シアンはここに来た経緯などを思い起こして黄昏ていたが、自分の仕事を思い出してなんとか持ち直す。
「……失礼、話が逸れてしまいましたね。聞き取り調査にご協力お願いします」
「了解した。それだけで金がもらえるなら楽なものだ」
「現金ですね」
「傭兵だからな」
不敵に笑う彼女へ軽く返し、勝手知ったるやり取りで話を進めていく。時間はそこまで経っていないが、付き合いの濃さという意味ではシアンともそれなりになっていた。
用意された項目通りに出される質問に覚えていることを詳細に話していく。
個人的な所感ではなく事実のみを、具体的にだ。専門家が素人の余計な感想など求めていないことくらいはジグにも分かる。
大きさ、飛ぶ速度、旋回性、攻撃性や威嚇の仕方などなど。
報酬が支払われる正式な依頼である以上、ジグも適当な答えはせずに一つ一つ丁寧に答えていく。
質問の数も多く想像していたよりも時間を取られたが、幸い緊急の応援を求められるようなことはなかった。
「はい、ご協力感謝いたします」
最後の項目を書き終えたシアンが書類の束をまとめる。
話し疲れたジグがお茶を飲んで一息ついていると、シアンがふと思い出したように顔を上げた。
「あ、すみません。最後に一つだけよろしいですか? これは魔獣のことではなくあなたに関することなので、無理にとは言いませんが……」
少し申し訳なさそうな顔で尋ねる彼女へ、茶を飲みながら顎をしゃくって先を促す。
慣れぬ長話に疲れてはいるが、ここまで来たら一つ二つ増えたところで大差はない。
「風来鮊の鋸尾を切断したという武器ですが、今使っている物で間違いありませんよね? 確か、血晶纏竜の頭角を主な材料としているとか」
「よく知っているな……そうだ」
何故ギルドが冒険者でもないジグの武器を知っているのかと怪訝に眉を顰める。
シアンはわずかに不審を抱いたジグに気づくと、慌てて首を振りながら弁明した。
「少し前に預かっていたので」
言われて思い出してみれば、少し前にストリゴに転移された時に残された双刃剣の面倒を彼女が見てくれていたのだったか。特徴的な色合いの刀身をしているので魔獣に詳しい彼女であれば知っていてもおかしくはない。
「それがどうかしたか?」
「ああ、いえ。武器がどうというよりですね……風来鮊の脅威度が低く見積もられていたこともあり、調べられることは少しでも調べようと研究者たちが張り切ったみたいですね。それで鋸尾の強度試験を行ったところ、かなりの靭性と剛性がありまして」
確かにあの尾は厄介だった。
鋸状の刃はそこまでではなかったものの、芯の部分がかなり硬かったのは直接斬り結んだ手が覚えている。蒼双兜の刃では斬られていたのはジグの方だったかもしれない。

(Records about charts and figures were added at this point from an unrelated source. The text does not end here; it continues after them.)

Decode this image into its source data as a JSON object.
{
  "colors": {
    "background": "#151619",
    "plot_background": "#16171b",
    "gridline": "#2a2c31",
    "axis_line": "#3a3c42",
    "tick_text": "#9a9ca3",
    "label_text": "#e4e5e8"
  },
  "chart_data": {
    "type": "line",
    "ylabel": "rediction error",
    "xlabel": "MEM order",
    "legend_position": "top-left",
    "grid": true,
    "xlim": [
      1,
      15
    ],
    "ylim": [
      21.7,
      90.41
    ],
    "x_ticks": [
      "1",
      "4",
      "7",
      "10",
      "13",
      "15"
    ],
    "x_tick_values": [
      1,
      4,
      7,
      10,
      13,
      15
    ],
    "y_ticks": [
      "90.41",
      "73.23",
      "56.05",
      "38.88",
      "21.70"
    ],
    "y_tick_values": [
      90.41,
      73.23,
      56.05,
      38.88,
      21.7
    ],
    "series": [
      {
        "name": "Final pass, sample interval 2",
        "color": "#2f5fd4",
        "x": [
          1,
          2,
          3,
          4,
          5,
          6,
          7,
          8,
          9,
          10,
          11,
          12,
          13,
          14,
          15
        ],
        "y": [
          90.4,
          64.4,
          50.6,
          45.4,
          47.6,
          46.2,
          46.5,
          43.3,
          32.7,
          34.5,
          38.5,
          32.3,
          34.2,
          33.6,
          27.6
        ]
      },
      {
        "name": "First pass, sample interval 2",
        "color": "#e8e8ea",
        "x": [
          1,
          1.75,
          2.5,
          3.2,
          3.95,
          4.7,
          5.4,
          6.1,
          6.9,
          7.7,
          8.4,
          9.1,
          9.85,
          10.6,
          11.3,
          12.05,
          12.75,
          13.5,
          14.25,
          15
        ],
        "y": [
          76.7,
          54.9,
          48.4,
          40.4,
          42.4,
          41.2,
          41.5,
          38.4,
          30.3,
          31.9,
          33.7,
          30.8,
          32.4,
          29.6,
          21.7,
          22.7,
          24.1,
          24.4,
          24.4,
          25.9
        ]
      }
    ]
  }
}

「だろうな、武器と防具を新調しておいてよかったよ。高い金を出しただけのことはある」
ガントにいい土産話が出来た。あの謎の多い魔獣に打ち勝ったと知れば喜ぶだろう。機嫌を取って仕事をさせる際に使えるかもしれない。
そんなことを考えていると、シアンが曖昧な顔で首を振った。
「いえ、それがですね……血晶纏竜の武器は確かにいい品ではあるんですけど」
「まどろっこしいな。結論を言え」
奥歯にものが挟まったような物言いをする彼女を促すと、ややあってから真剣な顔で打ち明けた。